Street King was a flavored energy drink created by American rapper Curtis “50 Cent” Jackson and Pure Growth Partners, CEO Chris Clarke.

==Overview==
Jackson partnered with Pure Growth Partners' Founder and CEO Chris Clarke to launch the product, which through the United Nations World Food Programme (WFP), was intended to provide a meal for a child in Africa with each shot purchased. The product was manufactured and distributed by Street King LLC in New York, NY.

The drink was sold in 74 ml shots which contain a caffeine amount of 285 mg, comparable to that of 2-3 cups of coffee. Street King was available in orange-mango and grape.

==Philanthropy==
In September 2011, Jackson publicly committed to donating one billion meals to the World Food Program over five years. If he reaches this goal, Jackson would become the 20th largest donor to the organization. Each meal is covered by a 10 cent donation to the World Food Program for each shot purchased.
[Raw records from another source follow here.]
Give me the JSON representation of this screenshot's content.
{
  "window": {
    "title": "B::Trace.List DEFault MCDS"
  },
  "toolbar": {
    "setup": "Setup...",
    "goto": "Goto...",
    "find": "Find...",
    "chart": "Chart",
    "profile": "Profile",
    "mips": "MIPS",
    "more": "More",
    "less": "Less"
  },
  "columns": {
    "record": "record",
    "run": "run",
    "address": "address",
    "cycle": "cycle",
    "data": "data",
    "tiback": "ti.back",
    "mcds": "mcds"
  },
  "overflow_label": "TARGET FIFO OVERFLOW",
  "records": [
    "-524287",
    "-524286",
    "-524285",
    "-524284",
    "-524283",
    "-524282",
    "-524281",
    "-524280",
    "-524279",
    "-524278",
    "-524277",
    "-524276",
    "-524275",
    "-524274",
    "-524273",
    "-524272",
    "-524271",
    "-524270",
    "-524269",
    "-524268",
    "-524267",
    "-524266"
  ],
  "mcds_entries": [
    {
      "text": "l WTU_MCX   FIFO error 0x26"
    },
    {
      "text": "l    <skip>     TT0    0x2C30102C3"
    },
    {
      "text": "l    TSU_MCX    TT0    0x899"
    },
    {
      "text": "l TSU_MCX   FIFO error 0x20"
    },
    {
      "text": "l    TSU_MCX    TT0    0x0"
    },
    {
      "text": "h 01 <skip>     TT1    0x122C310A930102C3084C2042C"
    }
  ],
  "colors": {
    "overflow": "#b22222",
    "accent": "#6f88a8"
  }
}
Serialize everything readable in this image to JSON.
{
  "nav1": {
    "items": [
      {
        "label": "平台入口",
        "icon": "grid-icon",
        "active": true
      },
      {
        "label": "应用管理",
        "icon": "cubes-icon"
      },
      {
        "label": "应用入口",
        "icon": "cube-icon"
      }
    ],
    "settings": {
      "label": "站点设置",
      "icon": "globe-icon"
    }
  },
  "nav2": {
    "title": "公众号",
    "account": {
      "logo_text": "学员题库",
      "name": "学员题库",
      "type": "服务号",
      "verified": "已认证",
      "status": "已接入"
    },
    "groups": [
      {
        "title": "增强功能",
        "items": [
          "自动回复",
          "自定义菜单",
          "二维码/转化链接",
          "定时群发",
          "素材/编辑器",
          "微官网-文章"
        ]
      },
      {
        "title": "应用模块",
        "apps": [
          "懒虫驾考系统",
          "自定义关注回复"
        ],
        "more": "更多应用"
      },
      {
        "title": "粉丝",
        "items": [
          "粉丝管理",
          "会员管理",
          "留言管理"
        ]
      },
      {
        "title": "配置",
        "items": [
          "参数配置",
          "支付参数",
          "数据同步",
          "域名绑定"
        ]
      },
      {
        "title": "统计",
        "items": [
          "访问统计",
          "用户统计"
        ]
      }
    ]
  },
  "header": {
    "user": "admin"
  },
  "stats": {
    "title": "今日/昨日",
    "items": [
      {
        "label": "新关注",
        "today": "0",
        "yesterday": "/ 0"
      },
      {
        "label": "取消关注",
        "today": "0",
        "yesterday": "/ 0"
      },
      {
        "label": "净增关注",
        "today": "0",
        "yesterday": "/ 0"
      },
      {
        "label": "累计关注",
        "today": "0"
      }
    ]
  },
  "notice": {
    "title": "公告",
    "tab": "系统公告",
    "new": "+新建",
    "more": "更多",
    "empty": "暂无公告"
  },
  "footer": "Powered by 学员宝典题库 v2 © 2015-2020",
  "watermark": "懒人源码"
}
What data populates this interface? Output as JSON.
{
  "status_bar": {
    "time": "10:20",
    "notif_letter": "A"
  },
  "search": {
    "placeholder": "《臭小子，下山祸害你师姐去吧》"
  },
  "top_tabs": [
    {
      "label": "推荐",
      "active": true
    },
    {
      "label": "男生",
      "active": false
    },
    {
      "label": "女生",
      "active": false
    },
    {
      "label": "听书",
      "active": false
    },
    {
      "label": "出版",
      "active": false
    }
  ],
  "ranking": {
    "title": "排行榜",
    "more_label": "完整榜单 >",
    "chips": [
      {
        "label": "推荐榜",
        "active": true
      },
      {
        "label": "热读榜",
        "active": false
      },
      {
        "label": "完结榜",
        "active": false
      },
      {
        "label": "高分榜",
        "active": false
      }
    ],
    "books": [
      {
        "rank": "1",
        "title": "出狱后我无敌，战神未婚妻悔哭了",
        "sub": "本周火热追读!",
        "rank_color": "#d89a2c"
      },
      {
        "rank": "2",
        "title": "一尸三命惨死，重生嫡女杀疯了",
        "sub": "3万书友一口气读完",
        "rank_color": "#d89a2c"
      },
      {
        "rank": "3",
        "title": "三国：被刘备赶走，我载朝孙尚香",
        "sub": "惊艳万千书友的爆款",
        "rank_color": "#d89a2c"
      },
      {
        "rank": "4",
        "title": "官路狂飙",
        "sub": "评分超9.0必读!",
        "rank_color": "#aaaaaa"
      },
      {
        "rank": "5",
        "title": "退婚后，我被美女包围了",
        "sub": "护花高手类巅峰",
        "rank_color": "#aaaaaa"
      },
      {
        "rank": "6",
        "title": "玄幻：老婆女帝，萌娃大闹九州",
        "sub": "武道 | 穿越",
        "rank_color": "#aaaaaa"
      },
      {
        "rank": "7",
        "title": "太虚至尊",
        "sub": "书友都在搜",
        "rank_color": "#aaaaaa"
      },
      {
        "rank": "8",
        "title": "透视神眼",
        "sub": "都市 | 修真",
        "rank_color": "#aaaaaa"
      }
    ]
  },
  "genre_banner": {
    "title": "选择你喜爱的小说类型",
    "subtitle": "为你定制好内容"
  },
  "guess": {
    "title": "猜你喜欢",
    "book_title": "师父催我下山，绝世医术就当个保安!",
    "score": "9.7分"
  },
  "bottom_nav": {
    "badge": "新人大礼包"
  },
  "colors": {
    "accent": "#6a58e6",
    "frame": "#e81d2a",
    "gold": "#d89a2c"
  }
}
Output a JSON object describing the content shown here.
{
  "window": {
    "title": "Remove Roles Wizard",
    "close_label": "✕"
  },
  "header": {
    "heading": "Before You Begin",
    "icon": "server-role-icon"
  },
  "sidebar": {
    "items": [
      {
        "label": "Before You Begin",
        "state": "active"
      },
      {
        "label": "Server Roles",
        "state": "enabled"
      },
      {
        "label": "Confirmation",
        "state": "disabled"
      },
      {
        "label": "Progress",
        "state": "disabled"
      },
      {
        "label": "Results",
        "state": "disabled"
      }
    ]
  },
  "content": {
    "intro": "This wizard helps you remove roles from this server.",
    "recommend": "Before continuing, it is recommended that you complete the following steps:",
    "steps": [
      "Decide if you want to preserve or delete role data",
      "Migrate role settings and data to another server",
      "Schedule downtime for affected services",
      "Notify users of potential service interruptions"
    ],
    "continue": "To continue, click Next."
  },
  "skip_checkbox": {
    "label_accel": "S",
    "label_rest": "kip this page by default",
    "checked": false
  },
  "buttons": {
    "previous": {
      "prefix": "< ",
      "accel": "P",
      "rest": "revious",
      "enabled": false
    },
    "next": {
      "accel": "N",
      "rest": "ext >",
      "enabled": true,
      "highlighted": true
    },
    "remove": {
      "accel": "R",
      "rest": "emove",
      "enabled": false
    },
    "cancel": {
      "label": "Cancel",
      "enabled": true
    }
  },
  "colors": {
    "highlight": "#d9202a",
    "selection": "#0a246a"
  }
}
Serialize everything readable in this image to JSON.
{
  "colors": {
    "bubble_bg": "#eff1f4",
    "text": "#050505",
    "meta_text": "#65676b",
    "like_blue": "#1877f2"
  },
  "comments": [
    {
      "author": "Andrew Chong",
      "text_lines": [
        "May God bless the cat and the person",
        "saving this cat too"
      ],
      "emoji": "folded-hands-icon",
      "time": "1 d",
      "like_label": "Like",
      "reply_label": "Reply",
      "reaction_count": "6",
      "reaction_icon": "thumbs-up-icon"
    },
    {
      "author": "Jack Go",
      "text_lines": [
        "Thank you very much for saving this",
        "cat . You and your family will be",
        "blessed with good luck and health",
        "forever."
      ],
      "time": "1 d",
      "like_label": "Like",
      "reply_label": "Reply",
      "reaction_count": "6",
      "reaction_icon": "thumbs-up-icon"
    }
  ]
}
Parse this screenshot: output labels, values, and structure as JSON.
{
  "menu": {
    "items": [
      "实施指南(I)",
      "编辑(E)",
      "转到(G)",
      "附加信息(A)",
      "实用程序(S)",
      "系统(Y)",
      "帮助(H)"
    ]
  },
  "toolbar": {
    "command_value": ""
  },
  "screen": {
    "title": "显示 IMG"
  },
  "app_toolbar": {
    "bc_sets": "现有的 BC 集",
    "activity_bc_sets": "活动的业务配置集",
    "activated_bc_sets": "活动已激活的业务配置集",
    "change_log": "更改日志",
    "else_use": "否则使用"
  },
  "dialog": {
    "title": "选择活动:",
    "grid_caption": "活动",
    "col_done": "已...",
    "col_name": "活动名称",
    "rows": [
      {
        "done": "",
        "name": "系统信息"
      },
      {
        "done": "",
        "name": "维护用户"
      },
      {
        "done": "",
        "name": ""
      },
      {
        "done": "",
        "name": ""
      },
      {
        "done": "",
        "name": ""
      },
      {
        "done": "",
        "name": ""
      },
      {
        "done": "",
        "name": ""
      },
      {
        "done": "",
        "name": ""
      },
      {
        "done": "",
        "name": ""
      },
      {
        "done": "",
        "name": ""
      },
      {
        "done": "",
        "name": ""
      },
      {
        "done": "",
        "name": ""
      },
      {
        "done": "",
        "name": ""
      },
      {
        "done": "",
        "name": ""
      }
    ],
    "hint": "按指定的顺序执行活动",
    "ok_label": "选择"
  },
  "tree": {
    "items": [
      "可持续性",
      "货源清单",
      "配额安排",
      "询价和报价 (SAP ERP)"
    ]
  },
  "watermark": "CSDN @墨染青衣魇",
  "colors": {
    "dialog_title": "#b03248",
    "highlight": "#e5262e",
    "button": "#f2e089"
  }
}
He donated 3.5 million meals between the launch in September 2011 and January 2012.

==Marketing==
Street King was rebranded as "SK Energy" in summer 2012. Street King was marketed heavily over social media, including videos with Pauly D and Joan Rivers.

The drink had gained a number of celebrity endorsements, including Joan Rivers; Pauly D; Mike Tyson; Floyd Mayweather; Free agent Wes Welker; Erin Andrews; Colin Kaepernick; J. R. Smith of the Cleveland Cavaliers.

==Losing money==
SK Energy was losing "millions" of dollars per year, according to Jackson's accountant, in July 2015.